A l'inverse, certains Allemands de l'Est reprochent à ceux de l'Ouest une certaine arrogance et ont surtout le sentiment d'être perçus et traités par l'Ouest comme des « citoyens de deuxième classe ». Le chef de la CSU Edmund Stoiber a renforcé ce sentiment en déclarant en août dernier que « les frustrés [de l'Est] ne devaient pas décider de l'avenir de l'Allemagne ». Mais encore une fois, ces sont les problèmes d'emploi qui sont à la racine de ces tensions : si le taux de chômage diminuait en Allemagne, la migration de l'Est vers l'Ouest ralentirait, et les Allemands de l'Est seraient beaucoup moins insatisfaits.  

Quelle place veut occuper l'Allemagne sur l'échiquier international ? 

Il y a aujourd'hui un relatif consensus des deux grands partis sur les questions de politique étrangère. Cela vient du fait que, dans ce domaine, les gouvernements allemands se sont toujours inscrits dans une certaine continuité, mais aussi du fait qu'il s'agit d'un des dossiers sur lesquels Gerhard Schröder est fortement plébiscité par les citoyens allemands, et sur lesquels l'opposition peine donc à se démarquer de façon crédible. Quel que soit le vainqueur, l'Allemagne poursuivra certainement la « normalisation » de sa politique étrangère et restera très présente sur la scène internationale. Elle continuera à entretenir d'excellentes relations avec la France dans le contexte de l'Union européenne et sans doute également de bonnes relations avec la Russie – tout en refusant, dans les deux cas, de leur donner un caractère exclusif.

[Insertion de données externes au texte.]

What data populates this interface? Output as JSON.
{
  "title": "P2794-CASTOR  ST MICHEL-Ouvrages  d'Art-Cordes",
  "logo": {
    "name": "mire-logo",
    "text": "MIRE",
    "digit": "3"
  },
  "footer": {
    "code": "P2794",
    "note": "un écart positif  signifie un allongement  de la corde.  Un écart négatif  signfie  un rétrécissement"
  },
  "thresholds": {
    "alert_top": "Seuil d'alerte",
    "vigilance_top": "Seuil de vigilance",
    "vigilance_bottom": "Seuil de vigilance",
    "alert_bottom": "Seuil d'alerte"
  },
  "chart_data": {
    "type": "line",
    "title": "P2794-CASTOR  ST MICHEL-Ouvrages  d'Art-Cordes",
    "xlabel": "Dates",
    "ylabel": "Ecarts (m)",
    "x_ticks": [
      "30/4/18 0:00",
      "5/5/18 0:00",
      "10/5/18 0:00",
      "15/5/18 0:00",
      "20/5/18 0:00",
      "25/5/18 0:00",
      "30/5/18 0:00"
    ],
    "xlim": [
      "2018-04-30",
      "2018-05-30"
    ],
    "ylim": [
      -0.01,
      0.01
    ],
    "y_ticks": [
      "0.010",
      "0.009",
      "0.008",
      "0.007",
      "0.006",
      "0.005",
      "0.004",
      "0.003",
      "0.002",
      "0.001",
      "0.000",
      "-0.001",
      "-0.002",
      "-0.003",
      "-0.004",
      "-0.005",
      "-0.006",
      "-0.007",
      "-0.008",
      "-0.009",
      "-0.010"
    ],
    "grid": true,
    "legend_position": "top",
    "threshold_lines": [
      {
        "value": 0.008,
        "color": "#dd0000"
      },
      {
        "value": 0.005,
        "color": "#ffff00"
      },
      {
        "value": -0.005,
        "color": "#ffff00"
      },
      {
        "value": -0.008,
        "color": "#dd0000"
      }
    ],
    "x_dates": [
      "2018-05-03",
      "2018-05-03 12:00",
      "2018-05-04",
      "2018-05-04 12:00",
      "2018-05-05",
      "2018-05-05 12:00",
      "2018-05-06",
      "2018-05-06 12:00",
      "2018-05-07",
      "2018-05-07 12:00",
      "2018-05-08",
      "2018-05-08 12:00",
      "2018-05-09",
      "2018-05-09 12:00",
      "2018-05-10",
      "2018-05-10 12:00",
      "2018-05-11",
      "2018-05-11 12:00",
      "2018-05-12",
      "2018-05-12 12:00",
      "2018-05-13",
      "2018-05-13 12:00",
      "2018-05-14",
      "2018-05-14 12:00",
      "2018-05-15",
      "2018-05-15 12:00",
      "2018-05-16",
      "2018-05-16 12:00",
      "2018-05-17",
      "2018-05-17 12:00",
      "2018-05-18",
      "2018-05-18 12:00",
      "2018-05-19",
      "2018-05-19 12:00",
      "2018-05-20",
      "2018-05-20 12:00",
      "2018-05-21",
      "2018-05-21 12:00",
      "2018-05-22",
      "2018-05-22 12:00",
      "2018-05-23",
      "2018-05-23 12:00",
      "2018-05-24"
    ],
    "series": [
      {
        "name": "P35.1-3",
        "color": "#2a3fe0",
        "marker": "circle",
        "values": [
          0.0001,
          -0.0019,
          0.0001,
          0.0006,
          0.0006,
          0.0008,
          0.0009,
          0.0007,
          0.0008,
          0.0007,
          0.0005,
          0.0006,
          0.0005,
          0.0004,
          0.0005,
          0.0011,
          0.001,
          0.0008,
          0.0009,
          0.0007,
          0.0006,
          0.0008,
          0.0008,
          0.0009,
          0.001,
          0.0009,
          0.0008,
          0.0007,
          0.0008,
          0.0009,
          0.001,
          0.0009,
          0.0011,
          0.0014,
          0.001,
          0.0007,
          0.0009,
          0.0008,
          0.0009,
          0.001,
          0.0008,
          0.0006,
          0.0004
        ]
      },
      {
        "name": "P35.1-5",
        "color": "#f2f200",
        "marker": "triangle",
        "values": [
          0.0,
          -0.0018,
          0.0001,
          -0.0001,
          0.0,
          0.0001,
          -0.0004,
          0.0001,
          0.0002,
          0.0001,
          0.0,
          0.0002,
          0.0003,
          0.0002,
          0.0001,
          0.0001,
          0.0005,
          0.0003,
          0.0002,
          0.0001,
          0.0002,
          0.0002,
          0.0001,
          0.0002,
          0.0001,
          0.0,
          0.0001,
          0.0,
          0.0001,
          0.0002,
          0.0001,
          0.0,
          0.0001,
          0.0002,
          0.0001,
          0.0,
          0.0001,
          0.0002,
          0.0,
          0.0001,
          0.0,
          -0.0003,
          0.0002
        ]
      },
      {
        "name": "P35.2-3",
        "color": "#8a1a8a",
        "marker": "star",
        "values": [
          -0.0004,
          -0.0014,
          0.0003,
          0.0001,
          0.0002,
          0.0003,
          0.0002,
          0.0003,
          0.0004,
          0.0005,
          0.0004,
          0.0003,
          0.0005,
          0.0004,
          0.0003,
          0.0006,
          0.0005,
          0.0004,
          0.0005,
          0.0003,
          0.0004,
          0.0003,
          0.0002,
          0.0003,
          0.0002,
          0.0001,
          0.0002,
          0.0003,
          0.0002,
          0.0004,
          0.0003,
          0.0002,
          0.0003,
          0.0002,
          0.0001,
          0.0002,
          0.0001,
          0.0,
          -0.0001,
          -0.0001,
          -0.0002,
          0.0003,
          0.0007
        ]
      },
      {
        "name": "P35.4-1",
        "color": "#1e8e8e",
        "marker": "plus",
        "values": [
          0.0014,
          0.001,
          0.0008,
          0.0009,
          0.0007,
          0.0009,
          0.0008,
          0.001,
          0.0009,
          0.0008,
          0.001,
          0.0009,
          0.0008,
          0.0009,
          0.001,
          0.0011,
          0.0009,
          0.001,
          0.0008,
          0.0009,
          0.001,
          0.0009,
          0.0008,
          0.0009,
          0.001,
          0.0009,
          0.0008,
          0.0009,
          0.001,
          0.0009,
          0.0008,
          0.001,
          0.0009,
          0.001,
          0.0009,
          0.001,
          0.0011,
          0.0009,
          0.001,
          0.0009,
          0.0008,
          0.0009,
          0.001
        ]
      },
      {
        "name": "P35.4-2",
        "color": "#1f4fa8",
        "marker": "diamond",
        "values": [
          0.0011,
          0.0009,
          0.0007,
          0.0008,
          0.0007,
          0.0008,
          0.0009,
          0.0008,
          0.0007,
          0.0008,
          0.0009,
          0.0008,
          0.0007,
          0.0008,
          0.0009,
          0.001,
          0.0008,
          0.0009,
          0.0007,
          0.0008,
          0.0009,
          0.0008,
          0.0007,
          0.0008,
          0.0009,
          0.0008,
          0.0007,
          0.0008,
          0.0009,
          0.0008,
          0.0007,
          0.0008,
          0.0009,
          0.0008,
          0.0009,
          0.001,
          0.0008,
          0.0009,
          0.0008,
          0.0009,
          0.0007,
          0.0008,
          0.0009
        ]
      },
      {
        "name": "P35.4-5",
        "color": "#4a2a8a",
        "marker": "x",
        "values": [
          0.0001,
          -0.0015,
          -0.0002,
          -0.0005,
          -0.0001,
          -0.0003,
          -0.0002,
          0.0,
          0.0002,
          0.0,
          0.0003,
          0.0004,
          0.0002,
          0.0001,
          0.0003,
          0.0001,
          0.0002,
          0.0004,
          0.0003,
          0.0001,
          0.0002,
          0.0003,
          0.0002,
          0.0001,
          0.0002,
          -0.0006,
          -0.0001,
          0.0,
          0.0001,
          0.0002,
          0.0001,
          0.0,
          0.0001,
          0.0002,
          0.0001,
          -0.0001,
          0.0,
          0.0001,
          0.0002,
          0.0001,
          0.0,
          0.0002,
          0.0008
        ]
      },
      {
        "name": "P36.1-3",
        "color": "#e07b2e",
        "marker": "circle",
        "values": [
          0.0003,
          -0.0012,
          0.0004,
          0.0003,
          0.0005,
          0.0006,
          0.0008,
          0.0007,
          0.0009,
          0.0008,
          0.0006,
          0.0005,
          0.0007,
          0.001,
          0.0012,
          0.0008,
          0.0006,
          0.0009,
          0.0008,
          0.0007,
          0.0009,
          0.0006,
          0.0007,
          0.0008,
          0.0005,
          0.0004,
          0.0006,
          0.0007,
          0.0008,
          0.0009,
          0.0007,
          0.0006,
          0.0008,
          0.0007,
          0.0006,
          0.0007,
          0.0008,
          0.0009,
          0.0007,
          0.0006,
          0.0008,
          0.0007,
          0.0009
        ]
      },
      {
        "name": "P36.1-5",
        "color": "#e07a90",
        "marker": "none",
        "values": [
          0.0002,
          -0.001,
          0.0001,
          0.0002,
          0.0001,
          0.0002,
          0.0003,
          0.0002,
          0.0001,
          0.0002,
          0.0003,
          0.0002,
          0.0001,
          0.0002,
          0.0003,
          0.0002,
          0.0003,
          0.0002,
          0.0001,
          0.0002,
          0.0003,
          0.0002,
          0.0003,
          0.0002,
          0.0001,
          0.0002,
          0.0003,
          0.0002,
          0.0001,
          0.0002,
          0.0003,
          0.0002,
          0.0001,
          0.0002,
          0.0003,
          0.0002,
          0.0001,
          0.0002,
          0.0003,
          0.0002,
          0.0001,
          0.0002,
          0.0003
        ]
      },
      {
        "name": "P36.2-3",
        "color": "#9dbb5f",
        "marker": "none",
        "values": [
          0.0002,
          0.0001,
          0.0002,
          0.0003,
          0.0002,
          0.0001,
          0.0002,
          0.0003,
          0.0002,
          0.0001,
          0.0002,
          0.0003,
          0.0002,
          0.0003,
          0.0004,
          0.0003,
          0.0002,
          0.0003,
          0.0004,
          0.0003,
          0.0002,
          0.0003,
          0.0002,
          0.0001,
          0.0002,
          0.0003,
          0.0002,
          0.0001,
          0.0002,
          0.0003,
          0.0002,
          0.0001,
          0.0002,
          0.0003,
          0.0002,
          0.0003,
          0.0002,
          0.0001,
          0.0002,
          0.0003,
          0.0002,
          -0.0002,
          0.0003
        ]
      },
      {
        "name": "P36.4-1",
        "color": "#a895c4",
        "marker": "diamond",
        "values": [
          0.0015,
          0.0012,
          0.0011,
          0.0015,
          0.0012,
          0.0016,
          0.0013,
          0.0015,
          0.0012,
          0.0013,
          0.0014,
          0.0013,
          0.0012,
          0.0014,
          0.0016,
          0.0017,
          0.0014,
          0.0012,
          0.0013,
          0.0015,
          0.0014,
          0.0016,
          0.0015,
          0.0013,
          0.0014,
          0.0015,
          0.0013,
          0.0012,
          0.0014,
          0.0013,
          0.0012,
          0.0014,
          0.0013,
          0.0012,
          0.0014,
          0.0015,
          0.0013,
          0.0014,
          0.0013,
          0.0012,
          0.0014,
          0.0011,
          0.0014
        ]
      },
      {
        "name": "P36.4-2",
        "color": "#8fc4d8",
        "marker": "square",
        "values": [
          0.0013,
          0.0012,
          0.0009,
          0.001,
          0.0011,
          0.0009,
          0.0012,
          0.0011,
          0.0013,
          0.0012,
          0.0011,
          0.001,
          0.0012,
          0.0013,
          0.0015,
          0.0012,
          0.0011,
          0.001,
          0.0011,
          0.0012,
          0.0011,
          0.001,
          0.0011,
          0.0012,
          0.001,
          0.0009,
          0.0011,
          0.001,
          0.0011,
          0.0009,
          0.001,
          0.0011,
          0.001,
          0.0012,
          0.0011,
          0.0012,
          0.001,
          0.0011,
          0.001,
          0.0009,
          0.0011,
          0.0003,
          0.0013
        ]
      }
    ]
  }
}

De la part de la CDU, on peut essentiellement s'attendre à des changements dans le domaine des relations germano-américaines. Angela Merkel voudrait renouer des relations privilégiées avec le partenaire américain, dont le gouvernement rouge-vert s'était éloigné durant la crise irakienne. Il y a aussi une véritable controverse sur le dossier turc, l'une des rares questions de politique étrangère à avoir émergé durant la campagne. La coalition rouge-verte a toujours plaidé pour une adhésion de la Turquie à l'Union européenne, au nom d'une vision stratégique qu'elle reproche à l'opposition de ne pas avoir. Le SPD voit notamment dans l'adhésion turque un moyen efficace de lutter contre le terrorisme international. Quant à la CDU-CSU, elle plaide pour un « partenariat privilégié » qui renforcerait les liens – en particulier économiques – de l'UE avec la Turquie, mais n'intégrerait pas pleinement un pays qui, selon l'opposition, n'appartient culturellement pas à l'Europe.